The Skee Ball game that I’m building for the Crucible’s volunteer party is coming along nicely.
I’ve spent the past few days working on the cups, electrical hookups and the fire effect that makes the whole thing fun.
The cups are made from 4″ PVC drain connectors and 4″ to 3″ reducers. There’s a mounting bracket welded onto a stainless steel hose clamp that goes around the 3″ end of the PVC reducer. With a slot cut into the reducer and the switch mounted onto the bracket, it should allow a ball to fall through and trip the switch. At least it should work once the lever for the switch is bent a bit to ensure that it’s in the path of the ball as it falls through. The only real concern I have about this is the amount of time that the switch will be on to trip the fire effect. If the ball passes through too fast, then the fire effect might be too short. But at this point, I’m will to wait and see how it works once they’re installed.
The electrical system runs off a regular 120v socket. The switches mounted on each of the cups are used to provide power to the outlets seen toward the bottom of the photo. The original idea was that there would be three solenoids on the poofer that would provide a small, medium and large poof based on which cup the ball went through. The lowest cup would have the smallest poof, the two above it in the center would have the medium poofs and the two in the upper corners would have the largest. This would hopefully mesh with the difficulty in getting the ball into the cups. Unfortunately, I wasn’t able to come up with a simple wiring setup that would allow this to work. So I went with plan B. There would be three different size solenoids on the poofer and the three pairs of outlets would be wired to allow the different solenoids to trip based on which cup the ball fell through. The lowest cup powers the left most socket, the upper middle two power the center socket and the upper corners power the left most socket.

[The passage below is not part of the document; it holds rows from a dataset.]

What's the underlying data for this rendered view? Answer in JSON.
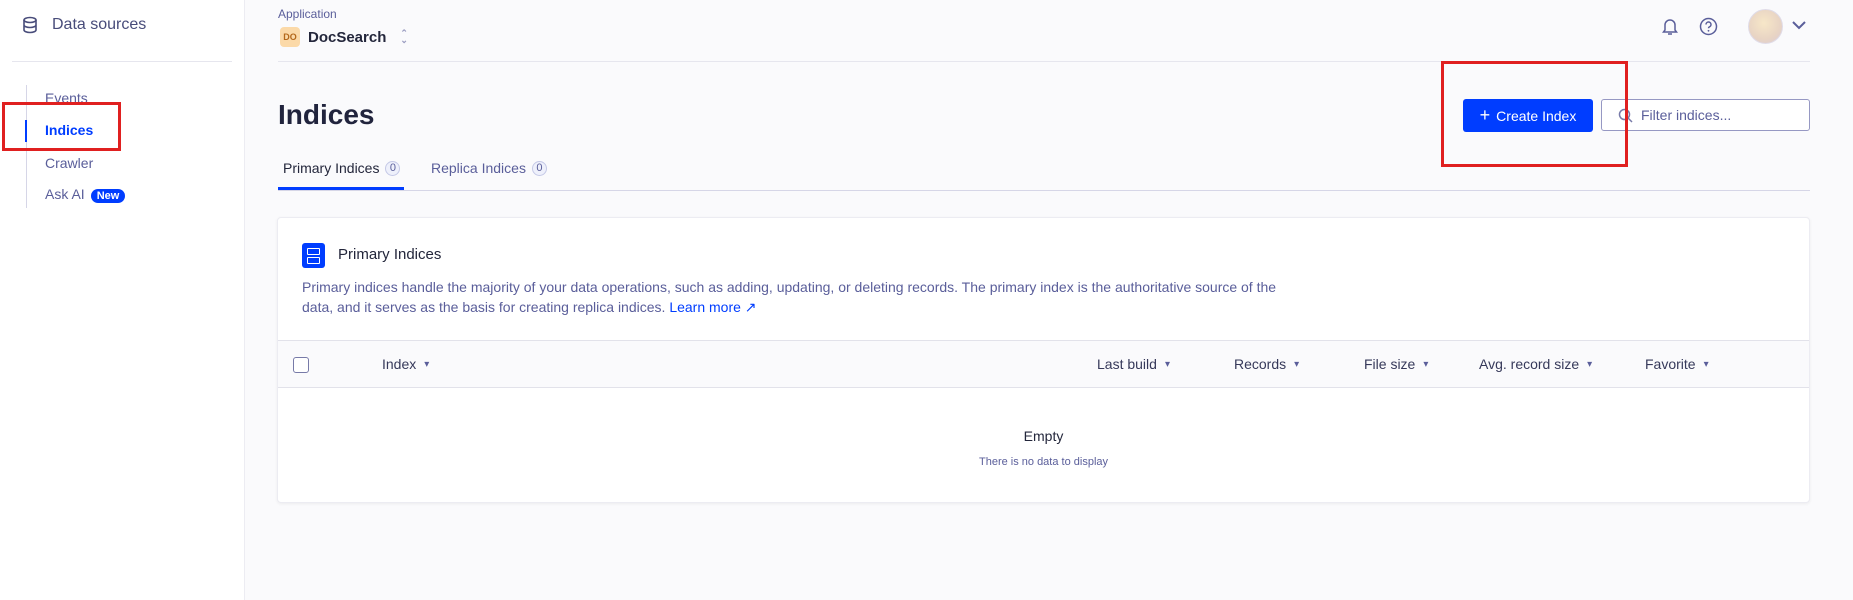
{
  "sidebar": {
    "title": "Data sources",
    "items": [
      {
        "label": "Events"
      },
      {
        "label": "Indices"
      },
      {
        "label": "Crawler"
      },
      {
        "label": "Ask AI",
        "badge": "New"
      }
    ]
  },
  "header": {
    "application_label": "Application",
    "app_badge": "DO",
    "app_name": "DocSearch"
  },
  "page": {
    "title": "Indices",
    "create_button": "Create Index",
    "filter_placeholder": "Filter indices...",
    "tabs": [
      {
        "label": "Primary Indices",
        "count": "0"
      },
      {
        "label": "Replica Indices",
        "count": "0"
      }
    ]
  },
  "card": {
    "title": "Primary Indices",
    "description": "Primary indices handle the majority of your data operations, such as adding, updating, or deleting records. The primary index is the authoritative source of the data, and it serves as the basis for creating replica indices.",
    "learn_more": "Learn more",
    "columns": [
      "Index",
      "Last build",
      "Records",
      "File size",
      "Avg. record size",
      "Favorite"
    ],
    "empty_title": "Empty",
    "empty_subtitle": "There is no data to display"
  },
  "colors": {
    "accent": "#003dff",
    "highlight": "#e02020"
  }
}
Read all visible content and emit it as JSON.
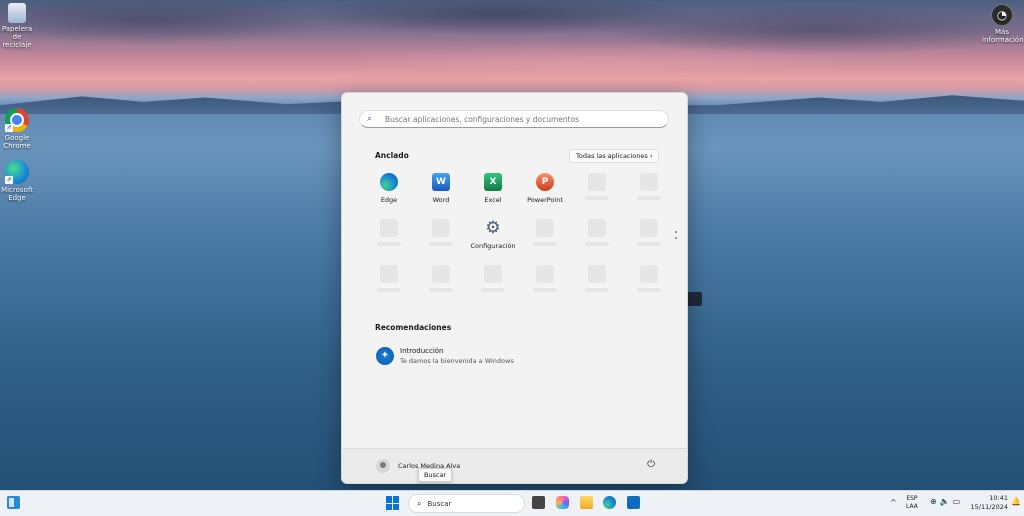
{
  "desktop": {
    "icons": [
      {
        "label": "Papelera de reciclaje"
      },
      {
        "label": "Google Chrome"
      },
      {
        "label": "Microsoft Edge"
      },
      {
        "label": "Más información..."
      }
    ]
  },
  "start_menu": {
    "search_placeholder": "Buscar aplicaciones, configuraciones y documentos",
    "pinned_title": "Anclado",
    "all_apps_label": "Todas las aplicaciones",
    "pinned_apps": [
      {
        "label": "Edge",
        "icon": "edge-icon"
      },
      {
        "label": "Word",
        "icon": "word-icon",
        "glyph": "W"
      },
      {
        "label": "Excel",
        "icon": "excel-icon",
        "glyph": "X"
      },
      {
        "label": "PowerPoint",
        "icon": "powerpoint-icon",
        "glyph": "P"
      },
      {
        "label": "Configuración",
        "icon": "gear-icon",
        "glyph": "⚙"
      }
    ],
    "recommended_title": "Recomendaciones",
    "recommended": [
      {
        "title": "Introducción",
        "subtitle": "Te damos la bienvenida a Windows"
      }
    ],
    "user_name": "Carlos Medina Alva"
  },
  "tooltip": "Buscar",
  "taskbar": {
    "search_label": "Buscar",
    "language_top": "ESP",
    "language_bottom": "LAA",
    "time": "10:41",
    "date": "15/11/2024"
  },
  "colors": {
    "accent": "#0a74da",
    "start_bg": "#f3f3f3",
    "taskbar_bg": "#eef1f6"
  }
}
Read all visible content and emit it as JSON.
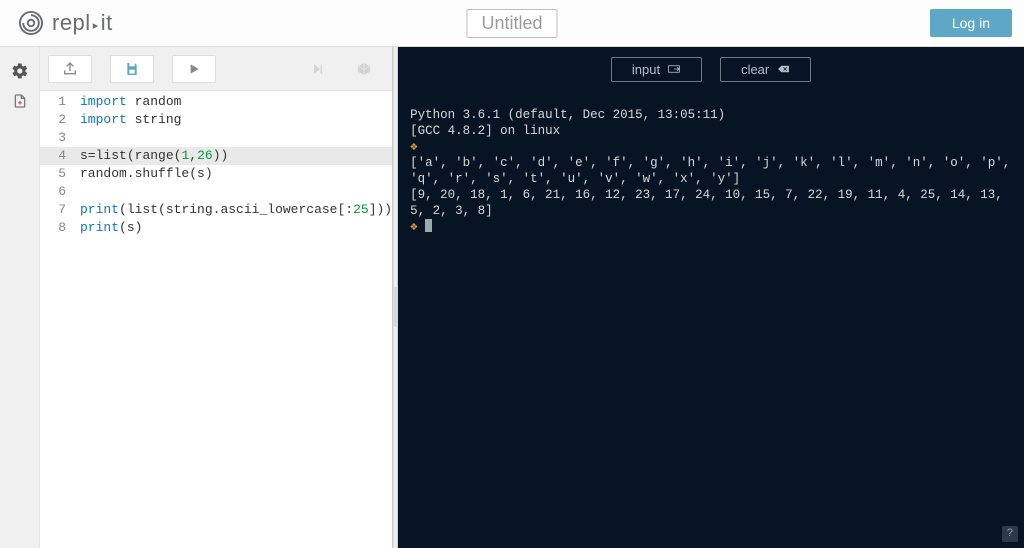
{
  "header": {
    "brand_a": "repl",
    "brand_b": "it",
    "title": "Untitled",
    "login": "Log in"
  },
  "console_buttons": {
    "input": "input",
    "clear": "clear"
  },
  "editor": {
    "lines": [
      {
        "n": 1,
        "segs": [
          [
            "kw",
            "import"
          ],
          [
            "",
            " random"
          ]
        ]
      },
      {
        "n": 2,
        "segs": [
          [
            "kw",
            "import"
          ],
          [
            "",
            " string"
          ]
        ]
      },
      {
        "n": 3,
        "segs": [
          [
            "",
            ""
          ]
        ]
      },
      {
        "n": 4,
        "current": true,
        "segs": [
          [
            "",
            "s="
          ],
          [
            "fn",
            "list"
          ],
          [
            "",
            "("
          ],
          [
            "fn",
            "range"
          ],
          [
            "",
            "("
          ],
          [
            "num",
            "1"
          ],
          [
            "",
            ","
          ],
          [
            "num",
            "26"
          ],
          [
            "",
            "))"
          ]
        ]
      },
      {
        "n": 5,
        "segs": [
          [
            "",
            "random.shuffle(s)"
          ]
        ]
      },
      {
        "n": 6,
        "segs": [
          [
            "",
            ""
          ]
        ]
      },
      {
        "n": 7,
        "segs": [
          [
            "kw",
            "print"
          ],
          [
            "",
            "("
          ],
          [
            "fn",
            "list"
          ],
          [
            "",
            "(string.ascii_lowercase[:"
          ],
          [
            "num",
            "25"
          ],
          [
            "",
            "]))"
          ]
        ]
      },
      {
        "n": 8,
        "segs": [
          [
            "kw",
            "print"
          ],
          [
            "",
            "(s)"
          ]
        ]
      }
    ]
  },
  "console": {
    "line1": "Python 3.6.1 (default, Dec 2015, 13:05:11)",
    "line2": "[GCC 4.8.2] on linux",
    "out1": "['a', 'b', 'c', 'd', 'e', 'f', 'g', 'h', 'i', 'j', 'k', 'l', 'm', 'n', 'o', 'p', 'q', 'r', 's', 't', 'u', 'v', 'w', 'x', 'y']",
    "out2": "[9, 20, 18, 1, 6, 21, 16, 12, 23, 17, 24, 10, 15, 7, 22, 19, 11, 4, 25, 14, 13, 5, 2, 3, 8]"
  },
  "help_badge": "?"
}
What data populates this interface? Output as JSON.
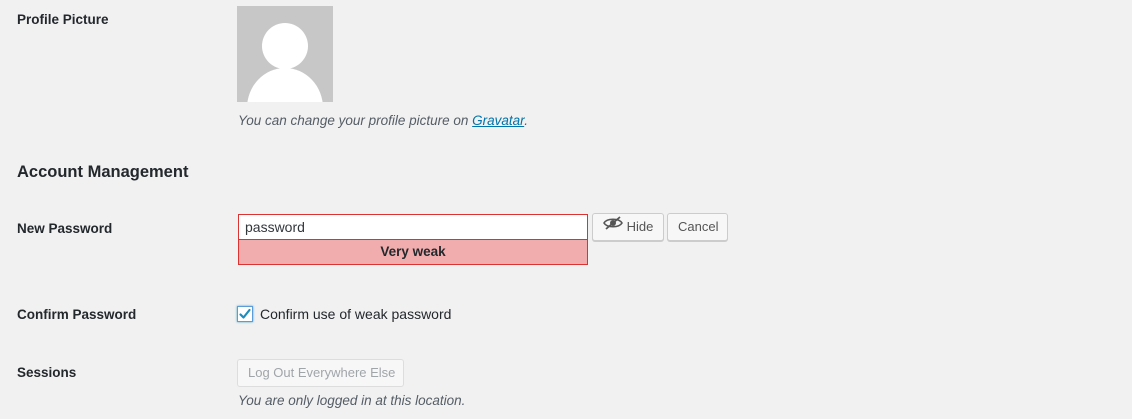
{
  "profile_picture": {
    "label": "Profile Picture",
    "desc_prefix": "You can change your profile picture on ",
    "link_text": "Gravatar",
    "desc_suffix": "."
  },
  "account_management": {
    "title": "Account Management"
  },
  "new_password": {
    "label": "New Password",
    "value": "password",
    "strength": "Very weak",
    "hide_label": "Hide",
    "cancel_label": "Cancel"
  },
  "confirm_password": {
    "label": "Confirm Password",
    "checkbox_label": "Confirm use of weak password",
    "checked": true
  },
  "sessions": {
    "label": "Sessions",
    "button_label": "Log Out Everywhere Else",
    "desc": "You are only logged in at this location."
  },
  "icons": {
    "avatar": "default-avatar-icon",
    "hide": "eye-slash-icon",
    "check": "checkmark-icon"
  },
  "colors": {
    "background": "#f1f1f1",
    "link": "#0073aa",
    "error_border": "#dc3232",
    "strength_bg": "#f1adad",
    "avatar_bg": "#c7c7c7"
  }
}
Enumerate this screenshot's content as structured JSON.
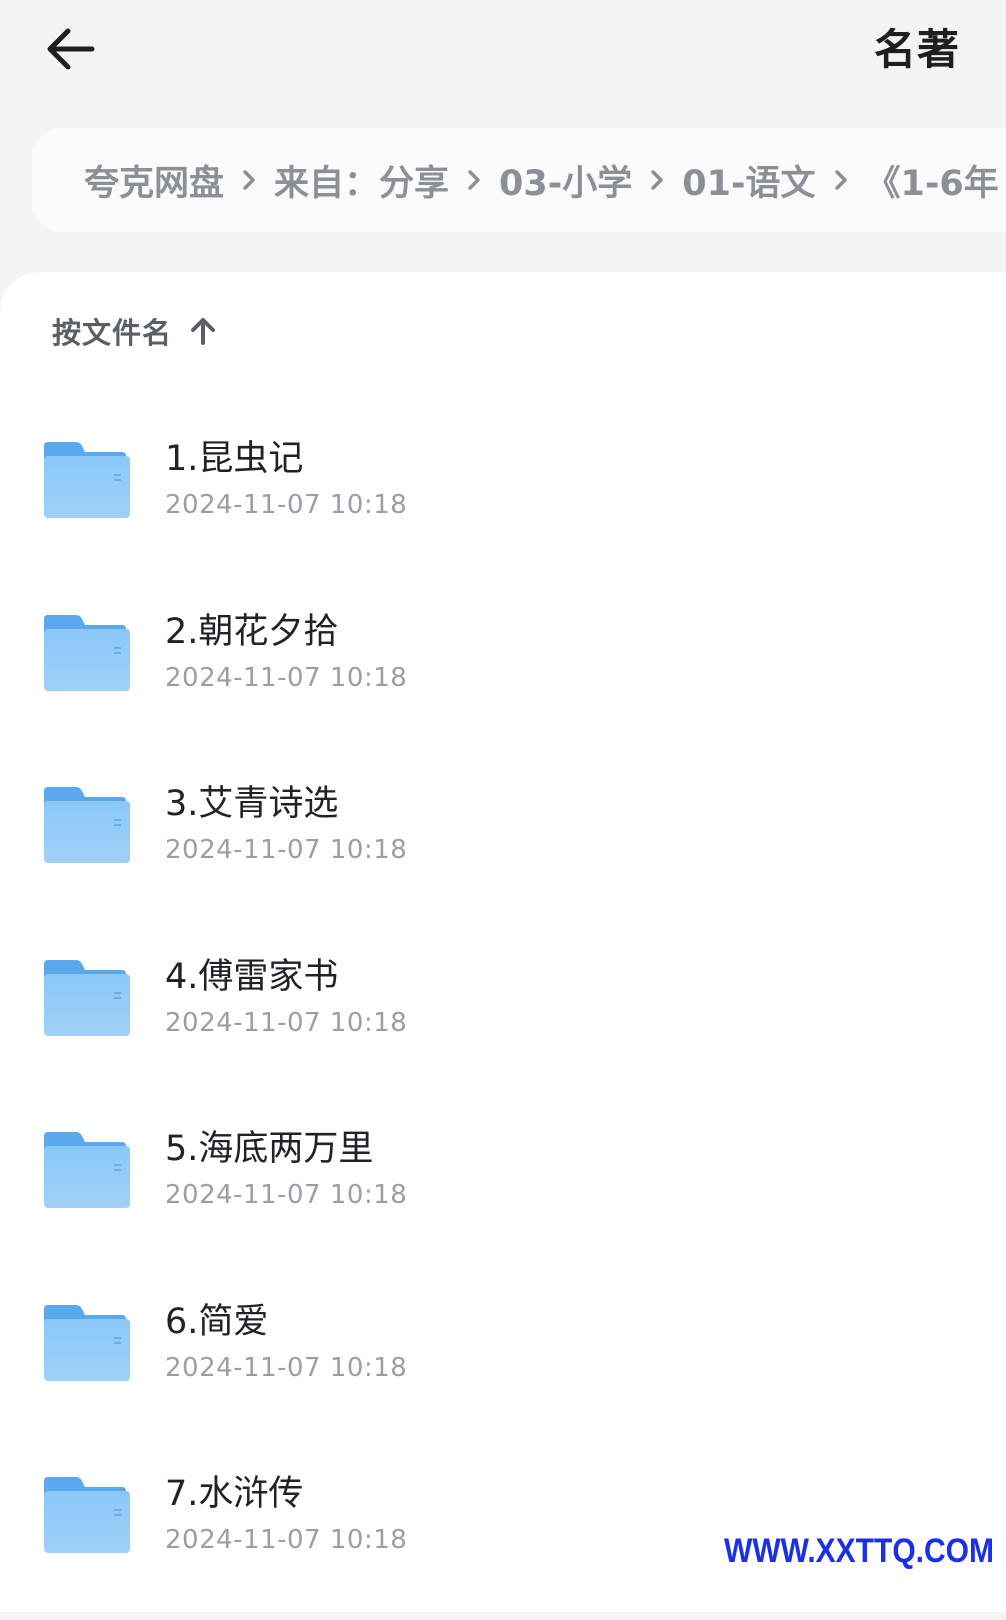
{
  "header": {
    "title": "名著"
  },
  "breadcrumb": [
    "夸克网盘",
    "来自：分享",
    "03-小学",
    "01-语文",
    "《1-6年"
  ],
  "sort": {
    "label": "按文件名",
    "direction": "ascending"
  },
  "files": [
    {
      "name": "1.昆虫记",
      "date": "2024-11-07 10:18"
    },
    {
      "name": "2.朝花夕拾",
      "date": "2024-11-07 10:18"
    },
    {
      "name": "3.艾青诗选",
      "date": "2024-11-07 10:18"
    },
    {
      "name": "4.傅雷家书",
      "date": "2024-11-07 10:18"
    },
    {
      "name": "5.海底两万里",
      "date": "2024-11-07 10:18"
    },
    {
      "name": "6.简爱",
      "date": "2024-11-07 10:18"
    },
    {
      "name": "7.水浒传",
      "date": "2024-11-07 10:18"
    }
  ],
  "watermark": "WWW.XXTTQ.COM",
  "colors": {
    "background": "#f4f4f5",
    "folder": "#7fbff4",
    "watermark": "#1a2fe8"
  }
}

The fire effect can be seen in the image on the right. The rail along the top provides a pilot light that ignites the propane as it is expelled from the solenoids. It’s wrapped in stainless steel wool to give it some resistance to being blown out but diffusing the propane coming from it. There’s a 1/4 turn valve on the left that’s used to control how large of a pilot light is burning.
The different size solenoids can be seen in the center. They’re 3/4″, 1/2″ and 1/4″ normally closed solenoids with a propane resistant seal like buna-n or viton. Because of the three different size orifices on the solenoids, they’ll produce three different sized fire balls.
The white tank on the bottom serves as an accumulator to hold the propane that’s going to be discharged through the solenoids. Because of the volume of propane held in the accumulator, the propane rushing out of the solenoids forms a fire ball instead of just a stream of flame. That makes for a great fire effect!
The three power cords can be seen coming from the solenoids. They’ll be connected to the three sockets mentioned earlier.
The net effect of the poofer going off is pretty cool!
The whole project is starting to come together. Kevin and Matt are almost finished with the core of the ramp. The major pieces have neen cut and glued up. The ball return has been installed, that’s the 4″ PVC drain pipe that’s seen toward the bottom of the image on the right. And the lift bump is almost finished.
This’ll be one kick-ass skee ball game when we’re done!
We have lots of volunteers working at the Crucible. They’re amazing and without them, we’d be lost. It’s a pretty good trade, volunteer time for discounts on classes or access to specific studio areas to work on individual projects. And once a year we throw a volunteer appreciation party. The staff of the Crucible come together to organize and run a party to help show our volunteers how much we appreciate them. There’s usually a theme around the party. Last year, it was Octoberfest. This year, it’s an evening at the carnival.
To help with the festivities, I came up with a hair-brained scheme to build a skee-ball game. And of course with the usual Crucible twist, there’s fire involved. But I’ll get to that later.
Firing up SketchUp, I came up with a simple design based on what I remembered from years gone past and a bit of online research. The whole game is a bit more than 10′ long and a little over 2′ wide.
In addition to being studio managers, Kevin and Matt are the amazing builders, fabricators and overall goods guys behind Just Fine Design/Build.
There’s a lot more work that needs to be done. The trip switches for the poofers need to be installed so that balls that fall through the cups will trigger the poofers. The ball return needs to the added. The circle catches that go around the 3 center holes and the catch for the bottom hole needs to be added. The back, painting, wiring and testing. And the poofer, let’s not forget that. It all needs to be done. But we got a lot of work done today and it’ll hopefully be finished in time for the party.